Desiree also says “I have to buy everything organic or else I really suffer. Especially with chicken, if it is not organic, I get really bad stomach pains from the GMO substances.”
In addition to dietary measures, Desiree includes the following treatments and remedies as part of her life.
Acupuncture. Regular acupuncture sessions were instrumental in:
- Decreasing mood swings, which were accompanied by anxiety, aggression, and depression
- Improving sleep
- Eliminating floaters that had bothered her vision
- Relieving joint pain and muscle spasms
- Resolving her irregular menstrual cycle
- Restoring balance to her major organs and her entire body
In the beginning, Desiree had two to three acupuncture sessions per week, but that was soon reduced to once to twice a week, and now she goes once a month.

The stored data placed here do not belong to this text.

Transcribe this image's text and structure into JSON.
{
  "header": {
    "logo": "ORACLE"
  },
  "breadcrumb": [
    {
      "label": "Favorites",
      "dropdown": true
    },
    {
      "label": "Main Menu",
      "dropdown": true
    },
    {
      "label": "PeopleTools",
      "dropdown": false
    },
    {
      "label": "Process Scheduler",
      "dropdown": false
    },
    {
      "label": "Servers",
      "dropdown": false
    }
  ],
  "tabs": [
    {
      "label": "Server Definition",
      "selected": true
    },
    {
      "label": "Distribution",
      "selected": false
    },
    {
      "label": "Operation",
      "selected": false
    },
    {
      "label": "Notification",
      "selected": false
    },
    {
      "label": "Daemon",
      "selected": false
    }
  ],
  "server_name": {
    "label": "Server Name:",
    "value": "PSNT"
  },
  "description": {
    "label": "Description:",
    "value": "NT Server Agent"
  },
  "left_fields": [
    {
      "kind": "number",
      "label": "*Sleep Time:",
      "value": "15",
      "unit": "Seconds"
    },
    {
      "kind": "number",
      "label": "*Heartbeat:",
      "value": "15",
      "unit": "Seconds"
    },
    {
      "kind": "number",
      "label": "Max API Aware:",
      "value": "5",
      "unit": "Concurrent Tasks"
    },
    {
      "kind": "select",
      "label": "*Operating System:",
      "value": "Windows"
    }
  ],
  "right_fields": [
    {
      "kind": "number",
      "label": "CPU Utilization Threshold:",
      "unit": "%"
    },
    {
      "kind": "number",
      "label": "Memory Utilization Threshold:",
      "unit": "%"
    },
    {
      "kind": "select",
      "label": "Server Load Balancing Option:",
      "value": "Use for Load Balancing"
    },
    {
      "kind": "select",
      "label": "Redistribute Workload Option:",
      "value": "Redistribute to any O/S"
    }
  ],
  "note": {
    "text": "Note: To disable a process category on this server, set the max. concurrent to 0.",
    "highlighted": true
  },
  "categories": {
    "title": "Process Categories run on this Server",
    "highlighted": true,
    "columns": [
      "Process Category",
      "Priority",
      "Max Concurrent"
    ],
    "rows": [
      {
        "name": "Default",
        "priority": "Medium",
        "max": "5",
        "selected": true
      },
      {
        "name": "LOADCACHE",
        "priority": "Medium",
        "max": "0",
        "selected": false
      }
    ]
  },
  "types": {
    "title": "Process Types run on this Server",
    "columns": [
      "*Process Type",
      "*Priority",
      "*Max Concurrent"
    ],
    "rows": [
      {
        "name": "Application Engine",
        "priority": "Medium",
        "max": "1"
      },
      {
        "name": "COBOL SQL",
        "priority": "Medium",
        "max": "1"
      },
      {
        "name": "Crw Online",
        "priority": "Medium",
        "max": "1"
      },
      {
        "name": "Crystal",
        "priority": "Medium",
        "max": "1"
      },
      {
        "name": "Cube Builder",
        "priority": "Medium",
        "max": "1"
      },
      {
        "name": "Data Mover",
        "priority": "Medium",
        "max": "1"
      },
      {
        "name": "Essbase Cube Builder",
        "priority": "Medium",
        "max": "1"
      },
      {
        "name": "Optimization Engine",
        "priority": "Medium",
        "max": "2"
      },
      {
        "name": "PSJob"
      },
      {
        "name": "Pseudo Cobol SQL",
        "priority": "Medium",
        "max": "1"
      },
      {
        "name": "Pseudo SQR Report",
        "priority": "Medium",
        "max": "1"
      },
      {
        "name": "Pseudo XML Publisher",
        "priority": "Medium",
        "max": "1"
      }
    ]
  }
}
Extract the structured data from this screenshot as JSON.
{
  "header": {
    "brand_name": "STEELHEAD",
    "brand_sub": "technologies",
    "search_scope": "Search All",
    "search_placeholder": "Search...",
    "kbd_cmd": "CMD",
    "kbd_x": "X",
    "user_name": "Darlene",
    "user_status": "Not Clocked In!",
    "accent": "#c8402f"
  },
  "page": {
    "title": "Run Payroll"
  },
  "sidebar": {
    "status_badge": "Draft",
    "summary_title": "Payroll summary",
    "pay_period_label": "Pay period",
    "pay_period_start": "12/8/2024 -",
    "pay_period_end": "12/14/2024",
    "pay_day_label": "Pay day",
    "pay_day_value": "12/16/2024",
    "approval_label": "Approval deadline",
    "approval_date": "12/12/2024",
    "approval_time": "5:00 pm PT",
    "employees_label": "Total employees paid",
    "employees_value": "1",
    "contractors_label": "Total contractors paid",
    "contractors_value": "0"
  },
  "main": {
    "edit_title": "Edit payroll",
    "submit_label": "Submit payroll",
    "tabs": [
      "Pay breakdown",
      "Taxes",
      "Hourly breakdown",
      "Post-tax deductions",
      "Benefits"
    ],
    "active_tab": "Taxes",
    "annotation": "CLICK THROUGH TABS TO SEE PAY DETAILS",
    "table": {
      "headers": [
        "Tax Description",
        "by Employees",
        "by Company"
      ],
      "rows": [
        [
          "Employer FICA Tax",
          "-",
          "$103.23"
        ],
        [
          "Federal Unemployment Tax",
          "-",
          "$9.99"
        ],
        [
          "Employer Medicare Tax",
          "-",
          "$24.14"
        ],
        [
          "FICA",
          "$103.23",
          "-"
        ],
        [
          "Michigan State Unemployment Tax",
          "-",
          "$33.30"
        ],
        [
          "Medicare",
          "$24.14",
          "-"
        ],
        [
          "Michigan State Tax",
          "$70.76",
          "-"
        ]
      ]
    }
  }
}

Exercise. Desiree practices moksha yoga (hot yoga) three to four times a week along with Body Art, which is a combination of tribal dance, yoga, Pilates, and qigong. Although Lyme disease is often accompanied by fatigue, intense exercise during and after treatment can help ward off the disease while the extra oxygen can help destroy the bacteria.
Homeopathic remedies. She is taking three different homeopathic remedies for kidney infections, inflammation, liver congestion, and lymph drainage (which helps fight systemic infections).
Herbal remedies. Two remedies (garlic pills and oregano oil) are for candida. Another combination herbal product (containing artichoke, dandelion, milk thistle, among others) is for detox.
Electrolyte formulas. Two different electrolyte remedies (one also contains trace minerals) were prescribed to help maintain electrolyte levels.
Vitamins. Desiree takes three vitamin formulas: a super B complex, an alkalizing C vitamin, and vitamin D (as drops).
Other natural remedies. Also prescribed were a combination of digestive enzymes and herbs for gastrointestinal tract health, d-ribose (a simple sugar, monosaccharide) that can boost muscle energy, and a moringa oleifera-based product that contains 90-plus vitamins, minerals, omega oils, proteins, and antioxidants. Moringa oleifera is a tree whose leaves, in particular, are especially rich in nutrients.
As a massage therapist, Desiree has an opportunity to work with individuals who have signs and symptoms of Lyme disease. “My goal is to help educate people the best way that I can, and this is by sharing any knowledge that I have.”
Treatment of Lyme disease requires a highly individual approach. The remedies Desiree uses are examples of the many options that are available. It is best for patients to find knowledgeable professionals who can guide them in selecting the treatment course that fits their specific needs.